I am just a beginner in rust program, I was just trying to understand how data are stored in memory. Then I found a behavior for tuple. I couldn't understand why this is happening , please point me in right direction why this is happening??.
// main program
fn main() {
let tup: (i32, i32, u8) = (500, 2, 1);
mem(&tup); //same memory adress of "tup.0" ..ah fine predictable
mem(&tup.0);
mem(&tup.1);
mem(&tup.2);
println!();
//The variable "tup" points to adress of "tup.1" not "tup.0" Why???

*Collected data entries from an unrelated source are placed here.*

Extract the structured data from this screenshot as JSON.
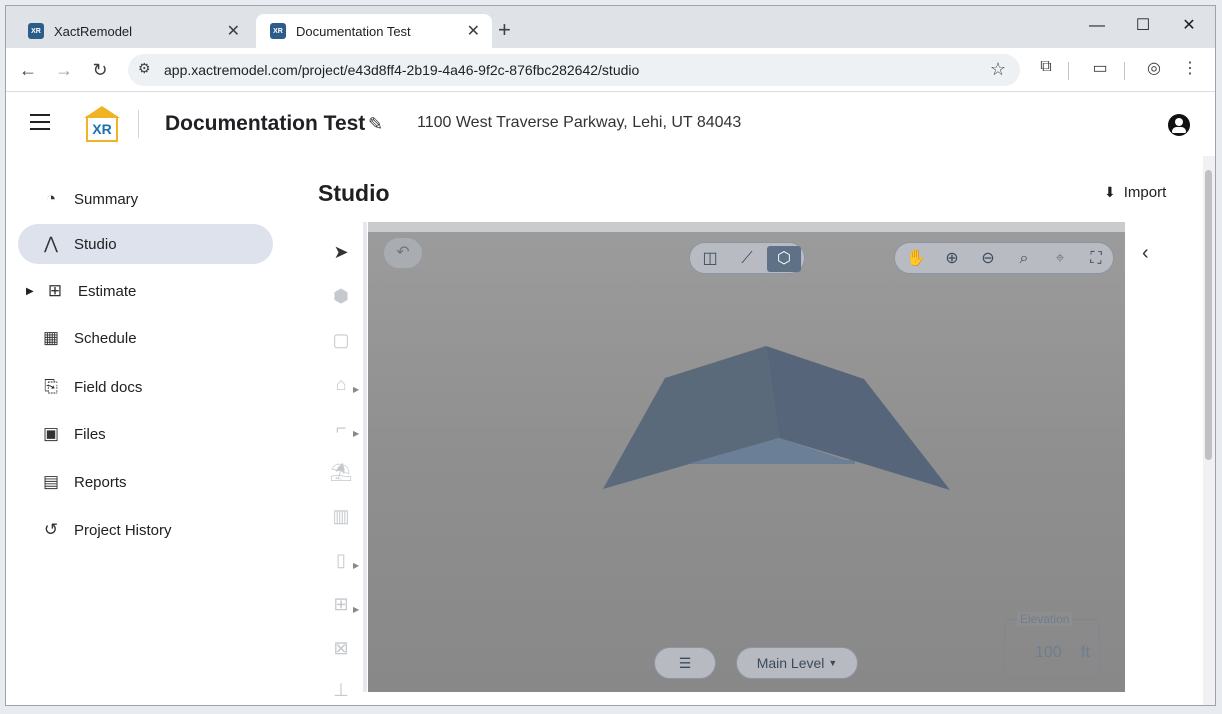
{
  "browser": {
    "tabs": [
      {
        "title": "XactRemodel",
        "close": "✕"
      },
      {
        "title": "Documentation Test",
        "close": "✕"
      }
    ],
    "new_tab": "+",
    "url": "app.xactremodel.com/project/e43d8ff4-2b19-4a46-9f2c-876fbc282642/studio"
  },
  "header": {
    "logo_text": "XR",
    "project_title": "Documentation Test",
    "address": "1100 West Traverse Parkway, Lehi, UT 84043"
  },
  "sidebar": {
    "items": [
      {
        "label": "Summary",
        "icon": "gauge-icon"
      },
      {
        "label": "Studio",
        "icon": "compass-icon",
        "active": true
      },
      {
        "label": "Estimate",
        "icon": "calculator-icon"
      },
      {
        "label": "Schedule",
        "icon": "calendar-icon"
      },
      {
        "label": "Field docs",
        "icon": "clipboard-plus-icon"
      },
      {
        "label": "Files",
        "icon": "images-icon"
      },
      {
        "label": "Reports",
        "icon": "document-icon"
      },
      {
        "label": "Project History",
        "icon": "history-icon"
      }
    ]
  },
  "main": {
    "title": "Studio",
    "import_label": "Import",
    "elevation_label": "Elevation",
    "elevation_value": "100",
    "elevation_unit": "ft",
    "level_label": "Main Level",
    "view_mode_selected": "3d"
  },
  "colors": {
    "accent": "#5f7186",
    "logo_yellow": "#f0b323",
    "logo_blue": "#1a6fb5",
    "roof": "#5a6878"
  }
}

//Is it because memory for "tup.1" than "tup.0" is larger??
let tup = (500, 6.11, 1);
mem(&tup); //same memory adress of "tup.1" ????
mem(&tup.0);
mem(&tup.1);
mem(&tup.2);
println!();
// If the above condition was true then why "tup" didnt point to "tup.2" in this scenerio???
let tup = (500, 1, 6.11);
mem(&tup); //same memory adress of "tup.0"
mem(&tup.0);
mem(&tup.1);
mem(&tup.2);
println!();
Be aware that there are no guarantees around the layout of most Rust types (though you can tell Rust to use C's layout instead). What you observe today may change tomorrow without warning.

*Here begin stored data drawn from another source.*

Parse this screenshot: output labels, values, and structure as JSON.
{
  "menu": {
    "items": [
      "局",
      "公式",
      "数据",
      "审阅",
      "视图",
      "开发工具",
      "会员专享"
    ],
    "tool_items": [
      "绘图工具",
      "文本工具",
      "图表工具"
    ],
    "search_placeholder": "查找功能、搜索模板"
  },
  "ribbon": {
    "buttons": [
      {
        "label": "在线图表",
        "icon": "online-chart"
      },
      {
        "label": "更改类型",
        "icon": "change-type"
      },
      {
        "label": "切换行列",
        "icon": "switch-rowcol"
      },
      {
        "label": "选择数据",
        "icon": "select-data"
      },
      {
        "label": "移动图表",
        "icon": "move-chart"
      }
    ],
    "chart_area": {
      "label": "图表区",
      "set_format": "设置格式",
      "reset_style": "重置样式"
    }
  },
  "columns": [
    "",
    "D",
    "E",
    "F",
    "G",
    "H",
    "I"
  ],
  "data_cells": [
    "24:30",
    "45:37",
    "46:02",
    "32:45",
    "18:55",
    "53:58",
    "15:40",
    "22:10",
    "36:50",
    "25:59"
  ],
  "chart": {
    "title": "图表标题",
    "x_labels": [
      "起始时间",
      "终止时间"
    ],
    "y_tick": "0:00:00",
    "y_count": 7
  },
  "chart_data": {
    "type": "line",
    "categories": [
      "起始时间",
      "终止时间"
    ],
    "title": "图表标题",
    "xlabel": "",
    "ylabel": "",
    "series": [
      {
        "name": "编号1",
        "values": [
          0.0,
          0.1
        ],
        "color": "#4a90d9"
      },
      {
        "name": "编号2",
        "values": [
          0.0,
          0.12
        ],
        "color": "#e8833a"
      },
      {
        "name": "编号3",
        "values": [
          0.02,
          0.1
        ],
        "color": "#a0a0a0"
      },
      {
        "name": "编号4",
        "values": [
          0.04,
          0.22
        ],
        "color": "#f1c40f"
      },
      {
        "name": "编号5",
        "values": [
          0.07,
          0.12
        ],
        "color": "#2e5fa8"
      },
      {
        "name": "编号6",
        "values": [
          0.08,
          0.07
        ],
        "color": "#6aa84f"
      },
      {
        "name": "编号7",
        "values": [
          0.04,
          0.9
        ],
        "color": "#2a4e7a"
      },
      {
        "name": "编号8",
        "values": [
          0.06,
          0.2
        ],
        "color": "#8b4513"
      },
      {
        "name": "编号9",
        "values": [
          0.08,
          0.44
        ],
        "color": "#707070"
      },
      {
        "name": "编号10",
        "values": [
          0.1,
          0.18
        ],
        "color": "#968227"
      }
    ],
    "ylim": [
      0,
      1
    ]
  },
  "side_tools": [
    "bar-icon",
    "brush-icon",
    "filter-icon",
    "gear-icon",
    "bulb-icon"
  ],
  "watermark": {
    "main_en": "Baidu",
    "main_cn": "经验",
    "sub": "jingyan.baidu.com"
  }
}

With that caveat out of the way, let's take @Cerber-Ursi's advice and look at both the size and the alignment: Playground
Now we can make educated guesses at what's going on.
In the second tuple, it's moving the align-to-8 member to the top as that's the align of both .1 and the tuple as a whole. If it didn't reorder, it would need padding between .0 and .1, because .0 is only 4 bytes.
In the third tuple, the align situation is similar, but no reordering is needed to avoid padding because the sizes of fields .0 and .1 add up to 8 (so .2 will be aligned). This means that in the second tuple, it could have swapped .1 and .2 instead of .1 and .0.
The sizes of the three tuples are 12, 16, and 16. Next let's try with #[repr(C)], which will make the compiler keep fields in order.
Tuple 1 and Tuple 3 look the same
Tuple 2 is now 24 bytes -- 8 bytes larger
You can see from the offsets that there's 4 bytes of padding between .0 and .1 now. That's expected from the alignment considerations. Where are the other 4 bytes from? They're at the end, after .2, to ensure that the size of the tuple is a multiple of its alignment. (Though even this layout consideration may change some day!)
So now we see that by reordering the second tuple, the compiler made the size 8 bytes smaller.
Ah I think your guess is right maybe that is what going on behind the scene. And also thanks for code formatting introduction I was also looking for that.